Writing in the June issue of the American Journal of Obstetrics & Gynecology, physicians at the Keck School of Medicine of USC and colleagues in California and Taiwan are the first to suggest this explanation for the frequent occurrence of false negative Pap smears.
Nationwide, physicians perform about 55 million Pap tests every year to look for cervical cells that are becoming abnormal, a precursor to cancer. To perform such a smear, a physician inserts a swab through a patient's vagina and scrapes the cervix to collect a sample of cells shed from its surface. Pathologists analyze the cells under a microscope to see if they are healthy.
Unfortunately, as many as four in 10 test results come back negative even when a biopsy shows abnormal lesions, and researchers have not been able to conclusively explain the inconsistencies.
A substance called E-cadherin may lie at the heart of the problem, says the study's lead author, Juan C. Felix, M.D., professor of clinical pathology and obstetrics and gynecology at the Keck School of Medicine of USC.
E-cadherin is a molecule that helps cells in the cervical tissue stick together, Felix explains. Normally, E-cadherin can be found in cervical tissue, except on the cervix's surface (the superficial epithelial layers). With no E-cadherin there, older cells can detach and slough away from the surface of the cervix, much like dead cells are regularly exfoliated from the surface of the skin.
However, the researchers found that in some cervical lesions, E-cadherin also was abnormally present in cells on the cervix's surface, keeping the abnormal epithelial cells anchored to the cells beneath them. Researchers theorize that this bond keeps these telltale aberrant cells from being collected during testing.

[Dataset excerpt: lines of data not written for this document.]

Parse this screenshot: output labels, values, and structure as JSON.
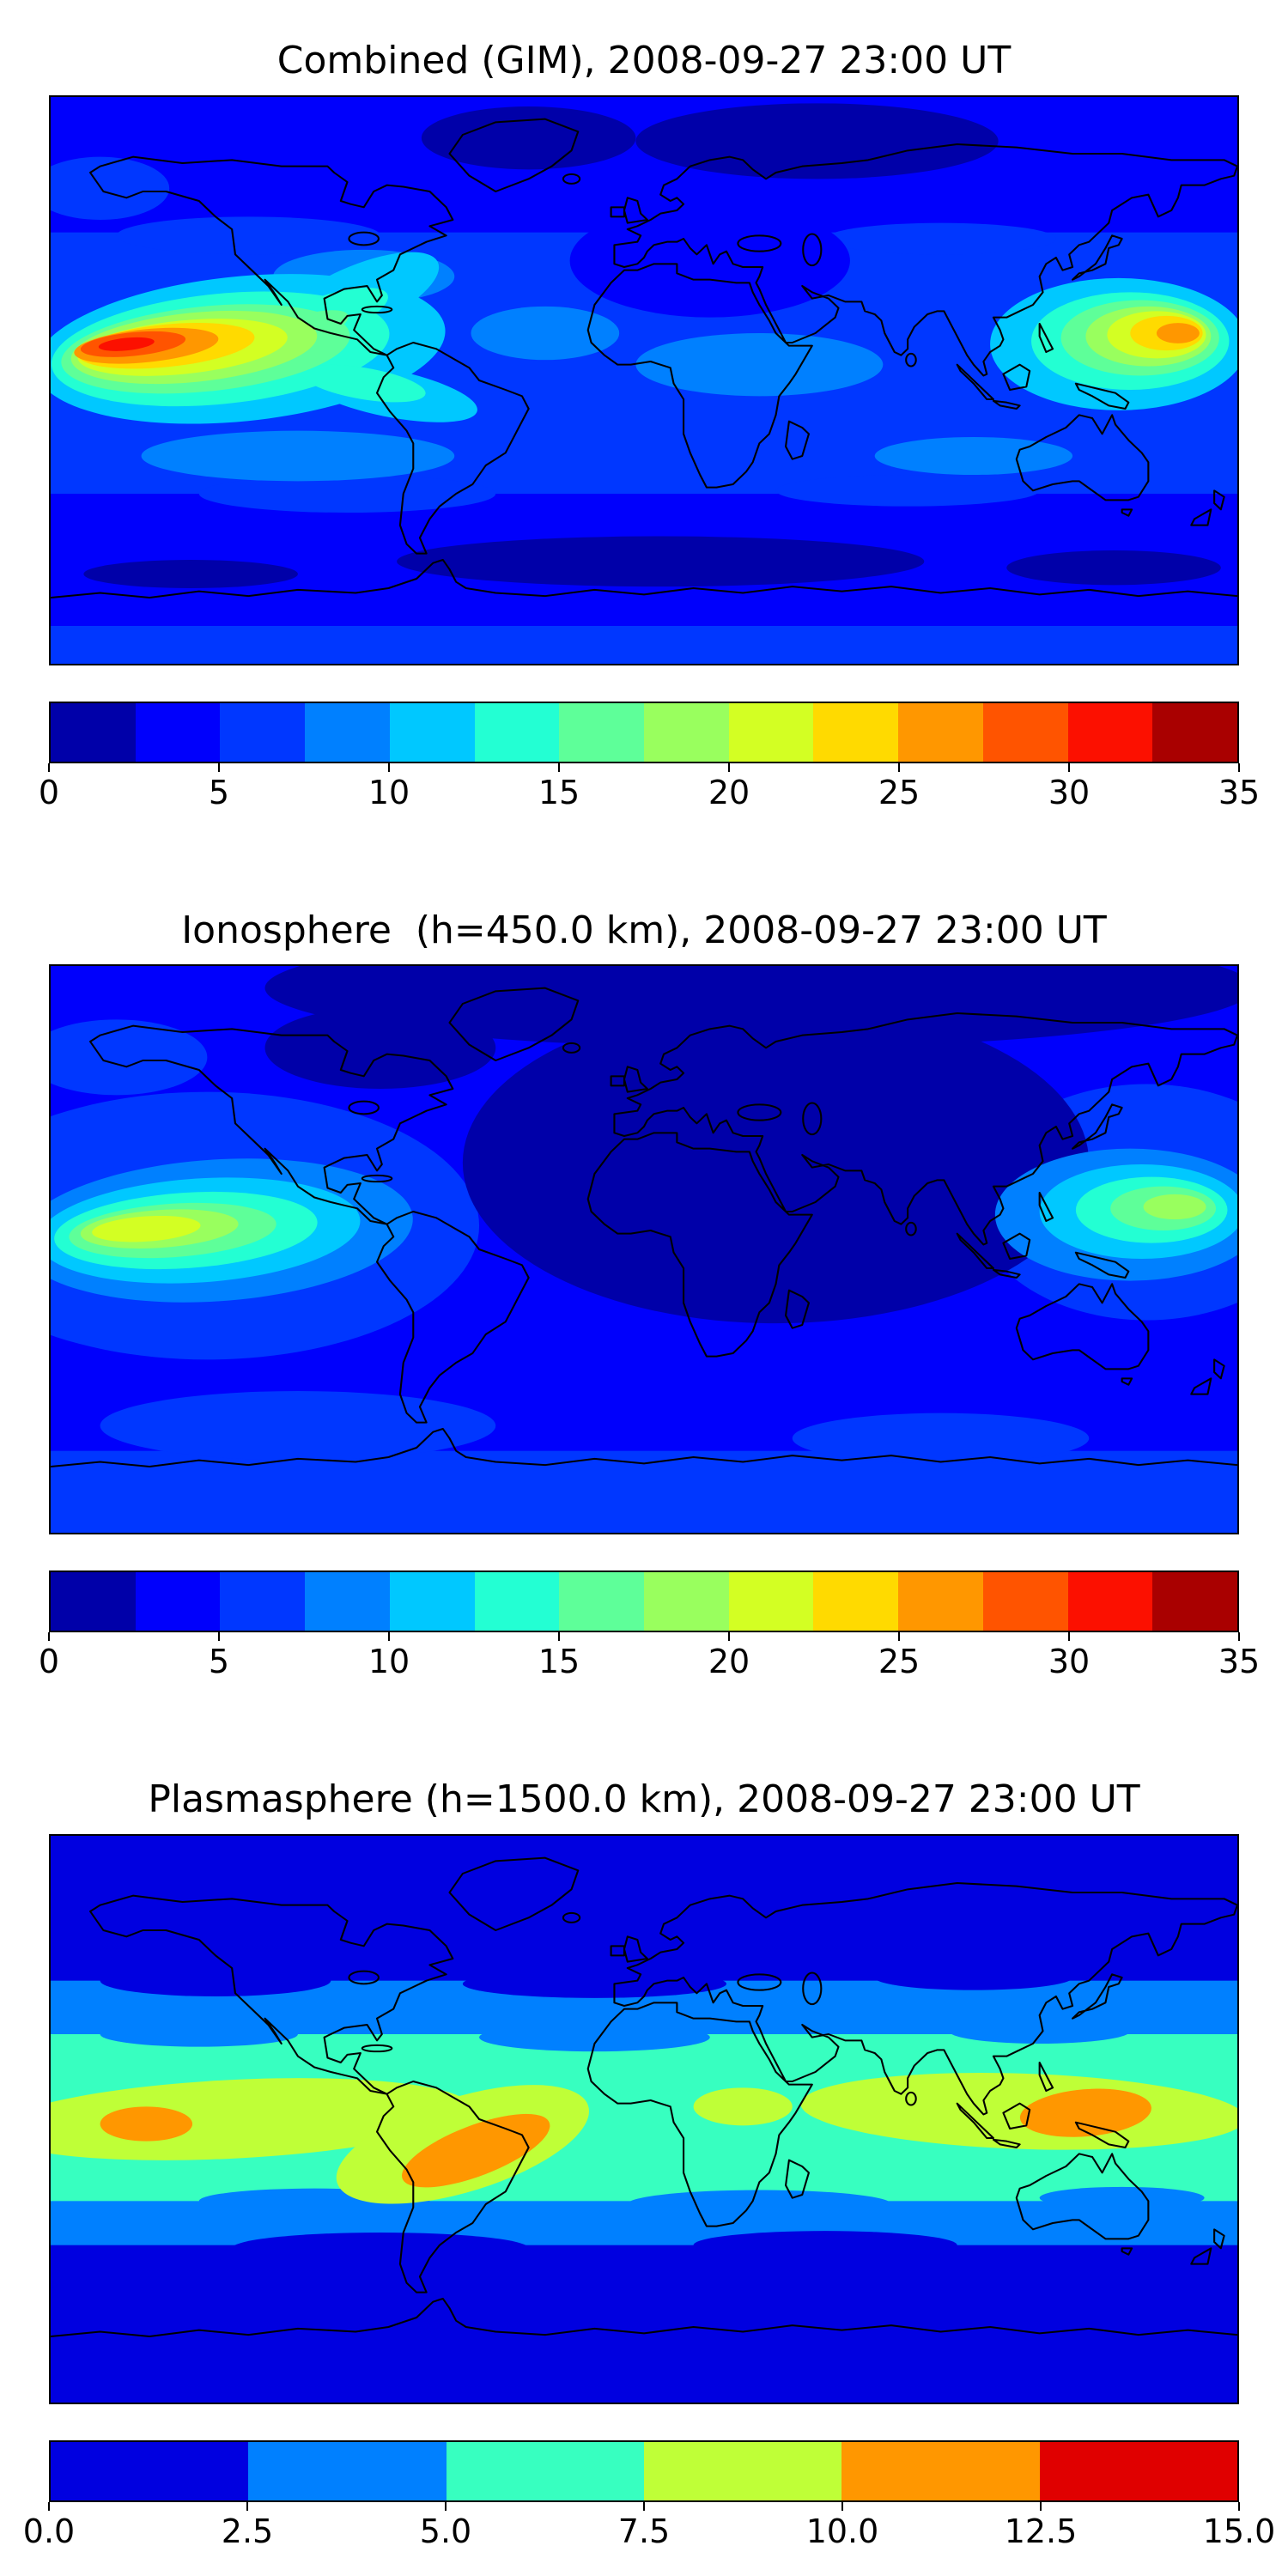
{
  "figure": {
    "background": "#ffffff",
    "description": "Three stacked global filled-contour TEC maps with jet colorbars"
  },
  "panels": [
    {
      "id": "combined",
      "title": "Combined (GIM), 2008-09-27 23:00 UT",
      "colorbar": {
        "ticks": [
          "0",
          "5",
          "10",
          "15",
          "20",
          "25",
          "30",
          "35"
        ],
        "colors": [
          "#0000A9",
          "#0000FC",
          "#0037FF",
          "#0080FF",
          "#00C8FF",
          "#23FFD3",
          "#5EFF99",
          "#99FF5E",
          "#D3FF23",
          "#FFDA00",
          "#FF9700",
          "#FF5400",
          "#FC1000",
          "#A90000"
        ]
      }
    },
    {
      "id": "ionosphere",
      "title": "Ionosphere  (h=450.0 km), 2008-09-27 23:00 UT",
      "colorbar": {
        "ticks": [
          "0",
          "5",
          "10",
          "15",
          "20",
          "25",
          "30",
          "35"
        ],
        "colors": [
          "#0000A9",
          "#0000FC",
          "#0037FF",
          "#0080FF",
          "#00C8FF",
          "#23FFD3",
          "#5EFF99",
          "#99FF5E",
          "#D3FF23",
          "#FFDA00",
          "#FF9700",
          "#FF5400",
          "#FC1000",
          "#A90000"
        ]
      }
    },
    {
      "id": "plasmasphere",
      "title": "Plasmasphere (h=1500.0 km), 2008-09-27 23:00 UT",
      "colorbar": {
        "ticks": [
          "0.0",
          "2.5",
          "5.0",
          "7.5",
          "10.0",
          "12.5",
          "15.0"
        ],
        "colors": [
          "#0000E0",
          "#0080FF",
          "#37FFC0",
          "#BFFF37",
          "#FF9700",
          "#E00000"
        ]
      }
    }
  ],
  "chart_data": [
    {
      "type": "heatmap",
      "subtype": "filled-contour world map with coastlines",
      "title": "Combined (GIM), 2008-09-27 23:00 UT",
      "x_range_lon_deg": [
        -180,
        180
      ],
      "y_range_lat_deg": [
        -90,
        90
      ],
      "colormap": "jet",
      "levels": 14,
      "value_range": [
        0,
        35
      ],
      "colorbar_ticks": [
        0,
        5,
        10,
        15,
        20,
        25,
        30,
        35
      ],
      "features": [
        {
          "name": "equatorial eastern-Pacific maximum",
          "lon": -135,
          "lat": 8,
          "peak_value": 33
        },
        {
          "name": "west-Pacific secondary maximum near Philippines/Japan",
          "lon": 145,
          "lat": 15,
          "peak_value": 28
        },
        {
          "name": "equatorial cyan/green band around both maxima",
          "value_range": [
            10,
            17.5
          ]
        },
        {
          "name": "northern high-latitude band",
          "value_range": [
            2.5,
            5
          ]
        },
        {
          "name": "southern mid/high-latitude minimum (lat -45 to -65)",
          "value_range": [
            0,
            2.5
          ]
        },
        {
          "name": "ocean background mid-latitudes",
          "value_range": [
            5,
            10
          ]
        }
      ]
    },
    {
      "type": "heatmap",
      "subtype": "filled-contour world map with coastlines",
      "title": "Ionosphere  (h=450.0 km), 2008-09-27 23:00 UT",
      "x_range_lon_deg": [
        -180,
        180
      ],
      "y_range_lat_deg": [
        -90,
        90
      ],
      "colormap": "jet",
      "levels": 14,
      "value_range": [
        0,
        35
      ],
      "colorbar_ticks": [
        0,
        5,
        10,
        15,
        20,
        25,
        30,
        35
      ],
      "features": [
        {
          "name": "equatorial eastern-Pacific maximum (yellow-green core)",
          "lon": -140,
          "lat": 4,
          "peak_value": 22
        },
        {
          "name": "west-Pacific secondary maximum",
          "lon": 142,
          "lat": 8,
          "peak_value": 19
        },
        {
          "name": "broad nightside minimum over Africa/Europe/Asia",
          "value_range": [
            0,
            2.5
          ]
        },
        {
          "name": "ocean background",
          "value_range": [
            2.5,
            7.5
          ]
        }
      ]
    },
    {
      "type": "heatmap",
      "subtype": "filled-contour world map with coastlines",
      "title": "Plasmasphere (h=1500.0 km), 2008-09-27 23:00 UT",
      "x_range_lon_deg": [
        -180,
        180
      ],
      "y_range_lat_deg": [
        -90,
        90
      ],
      "colormap": "jet",
      "levels": 6,
      "value_range": [
        0,
        15
      ],
      "colorbar_ticks": [
        0.0,
        2.5,
        5.0,
        7.5,
        10.0,
        12.5,
        15.0
      ],
      "features": [
        {
          "name": "broad equatorial aquamarine band (lat -25 to +28)",
          "value_range": [
            5,
            7.5
          ]
        },
        {
          "name": "yellow-green core band along equator",
          "value_range": [
            7.5,
            10
          ]
        },
        {
          "name": "orange maximum over South America",
          "lon": -62,
          "lat": -10,
          "peak_value": 11
        },
        {
          "name": "orange maximum central Pacific (left edge)",
          "lon": -151,
          "lat": 0,
          "peak_value": 11
        },
        {
          "name": "orange maximum over Southeast Asia",
          "lon": 134,
          "lat": 2,
          "peak_value": 11
        },
        {
          "name": "light-blue transition band",
          "value_range": [
            2.5,
            5
          ]
        },
        {
          "name": "high-latitude background",
          "value_range": [
            0,
            2.5
          ]
        }
      ]
    }
  ]
}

"I am convinced that the findings of this study are extremely important in understanding the biology of the false negative Pap smear," Felix says. "Never before have we seen such clear evidence that barriers to exfoliation are linked to false negative Pap smears." The team conducted the study with tissue samples from 25 women known to have cervical dysplasia (aberrant cells preceding cancer). Researchers analyzed whether the tissue samples showed normal distribution of E-cadherin, and then compared each tissue sample to its corresponding Pap smear result.
Of the 25 women, 12 had had a normal Pap smear. All 12 of these women, however, had a positive result through speculoscopy with PapSure. PapSure is a testing system that includes a special light used during the pelvic examination, allowing physicians to actually see suspicious lesions on the cervix.
The remaining 13 women had abnormal Pap smears. Researchers were able to analyze E-cadherin distribution in 10 of these samples. Eight of 10 of these samples showed normal distribution of E-cadherin.
In contrast, of the 12 women with false negative Pap smears, 10 of 11 samples that could be examined showed the abnormal presence of E-cadherin in the superficial layers of the cervix.
"Of the patients with known cervical abnormalities who had normal Pap smears, 91 percent had an abnormal distribution of the E-cadherin adhesion molecule," Felix says. Felix cautions, however, that larger studies with randomly selected patients are needed to verify the findings. Other adhesion molecules also may be involved in the process.
Possible alternative reasons for false-negative Pap smears include poor cell sample collection, mistakes in transferring cells to slides and human error in evaluating the collected cells.
The American Cancer Society estimates that 13,000 women in the United States will be diagnosed with cervical cancer this year and 4,100 women will die of the disease.
The study was supported in part by Torrance-based Trylon Corp., which developed the PapSure system. Watson Pharmaceuticals Inc., of Corona, Calif., now owns rights to PapSure.
Juan C. Felix, Neal M. Lonky, Kimi Tamura, Ken-Jen Yu, Yathi Naidu, Chung-Rui Lai and Stewart A. Lonky. "Aberrant expression of E-cadherin in cervical intraepithelial neoplasia correlates with a false negative Papanicolaou smear." American Journal of Obstetrics & Gynecology, Vol. 186, No. 6, June 2002.